Give It Back: Putting Our Bodies to Use After Death

Apr 30, 2015 | Opinion

I’m a gardener.

For nearly 40 years I’ve had my own garden and before that I helped my mother with hers. I’ve taken from and enriched the gardens I’ve worked with. It makes sense to me to give the last, best thing I have to the earth as I leave it; my body.

Now, I’m in no hurry to leave, but I do understand that there’s an opportunity that comes from death. We make room for new life and can repurpose one of our most valuable assets – our bodies.

Today’s traditional burial, in a casket surrounded by cement or in a 2000 degree fire, is a waste of our last gift to the world.

 

The Business of Bodies: How did we get here?

The World Health Organization estimates that by the year 2050, there will be two billion people who are over the age of 60. They also estimate that people over the age of 80 will have quadrupled by then.
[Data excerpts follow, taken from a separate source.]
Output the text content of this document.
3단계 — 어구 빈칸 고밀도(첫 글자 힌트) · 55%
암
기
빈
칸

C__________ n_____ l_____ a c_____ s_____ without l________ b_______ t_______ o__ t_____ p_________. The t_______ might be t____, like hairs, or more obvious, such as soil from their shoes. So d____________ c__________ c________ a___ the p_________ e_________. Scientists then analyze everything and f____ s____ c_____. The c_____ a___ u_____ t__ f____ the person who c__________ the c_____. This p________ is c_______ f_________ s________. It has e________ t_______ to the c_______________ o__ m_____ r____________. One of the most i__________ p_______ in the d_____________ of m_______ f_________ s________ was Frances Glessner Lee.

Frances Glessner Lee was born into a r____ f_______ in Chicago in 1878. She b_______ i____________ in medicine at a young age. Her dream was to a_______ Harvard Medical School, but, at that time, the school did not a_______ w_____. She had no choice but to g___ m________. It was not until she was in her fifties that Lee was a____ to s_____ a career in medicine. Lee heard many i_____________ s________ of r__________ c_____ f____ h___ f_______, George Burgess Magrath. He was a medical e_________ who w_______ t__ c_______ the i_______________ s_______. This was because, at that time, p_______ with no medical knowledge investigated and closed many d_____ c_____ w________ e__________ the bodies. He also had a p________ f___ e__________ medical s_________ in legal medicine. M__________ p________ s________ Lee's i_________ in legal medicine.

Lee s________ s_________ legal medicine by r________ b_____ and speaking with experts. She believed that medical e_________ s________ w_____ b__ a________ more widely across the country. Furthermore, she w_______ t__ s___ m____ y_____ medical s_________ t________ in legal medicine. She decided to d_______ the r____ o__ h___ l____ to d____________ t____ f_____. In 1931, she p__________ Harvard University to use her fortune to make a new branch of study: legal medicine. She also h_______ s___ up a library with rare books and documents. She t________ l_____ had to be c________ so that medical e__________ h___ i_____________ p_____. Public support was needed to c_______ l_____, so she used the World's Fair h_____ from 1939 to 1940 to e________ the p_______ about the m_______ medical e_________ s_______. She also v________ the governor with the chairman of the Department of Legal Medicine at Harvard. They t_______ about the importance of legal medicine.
There’s going to be a lot of bodies.

Numerous businesses have arisen over the past 100 years to attend to the needs of the dead and their loved ones. And experience that was once kept within the family has been handed over to a company of professionals who will take the dead off our hands. Todays funerals run from 3-15K.

What if we took back our death rights? For example, remember when we took back the right to decide how we wanted to give birth? Inside or outside of a traditional medical complex, in water, with a duhla, or squatting? How we end our life, like how we participate in beginning life shouldn’t only be someone’s business opportunity; it should be our decision.

 

What if we decided what happens to our bodies when we’re done with them?

Even without energy or a spirit, we have to remember that our bodies still have something to offer. Ninety-nine percent of the human body is made up of six elements: oxygen, carbon, hydrogen, nitrogen, calcium, and phosphorus. All of these elements are essential to building and sustaining life.

Here are some projects that are helping the deceased give something back after they’re gone.

1. The Urban Death Project.

The idea behind the Urban Death Project, featured in last week’s Star Tribune, is to build a facility for human composting to grow new life after death.

The process:

– Place a nitrogen rich material, like a body, inside a mound of carbon rich material, like wood chips and saw dust

– Add moisture

The chemical process that occurs breaks the body down to a soil-like substance. Even bones will decompose eventually. After a month, loved ones return and are encouraged to take some of the rich compost that has been created back to their own yards and flower gardens. They call it “folding the dead back into the fabric of the city”.

2. Body Donation to Science

Another example of an alternative to traditional burial was given last week at “Ignite MPLS”. This event allows regular people to give a 5 minute talk about any topic. One talk was about donating your body to science. Listen up you aging science nerds and gear heads!

Here are some interesting highlights:

– You want to donate your body but that doesn’t mean they’ll accept your donation. It depends on your cause of death and other body-related issues. There needs to be a backup plan!

– You need to register 30 days prior to your death to be eligible for body donation (this one was met with some laughter)

– Your body doesn’t automatically get assigned to a medical student for dissection, like some might think. Cadavers are also used by car companies to test safety features on their cars.

3. Organ Donation 

This decision is as simple as checking a box when you apply for or renew your Minnesota driver’s license, yet can be life changing for someone in need.

What can be donated?

Organs: Heart, lungs, kidneys, pancreas, liver and intestines.

Tissue: Skin, veins, tendons, bone, heart valves and connective tissue.

Eyes: Whole eye or cornea.

“No set age limit exists for organ donation. At the time of death, the potential donor’s organs are evaluated to determine their suitability for donation. Individuals in their 80s and 90s have successfully donated organs including liver and kidneys to save the lives of others.” – DonorRecovery.org.

Regardless of the use of your body, helping to further science and technology and improve the environment are all great options to give back to the world after death.

 

My Plans

Let’s go back to the garden to help explain my feelings. I don’t let anything go to waste. For this reason, I don’t have a garbage disposal. Anything that can go in garbage disposal can go in the compost in the bucket under my sink and eventually into my garden. The compost will provide nutrients to the soil that will help new plant life grow.

We aren’t exempt from the circle of life. If you prescribe to this idea, you don’t have to be as afraid of death. It becomes just like anything else; we come and we go.

My last gift to the earth would be to have my family position me lovingly around the roots of a young cherry tree. As I continue to break down, my family could remember me in the Spring blossoms and the Summer fruit.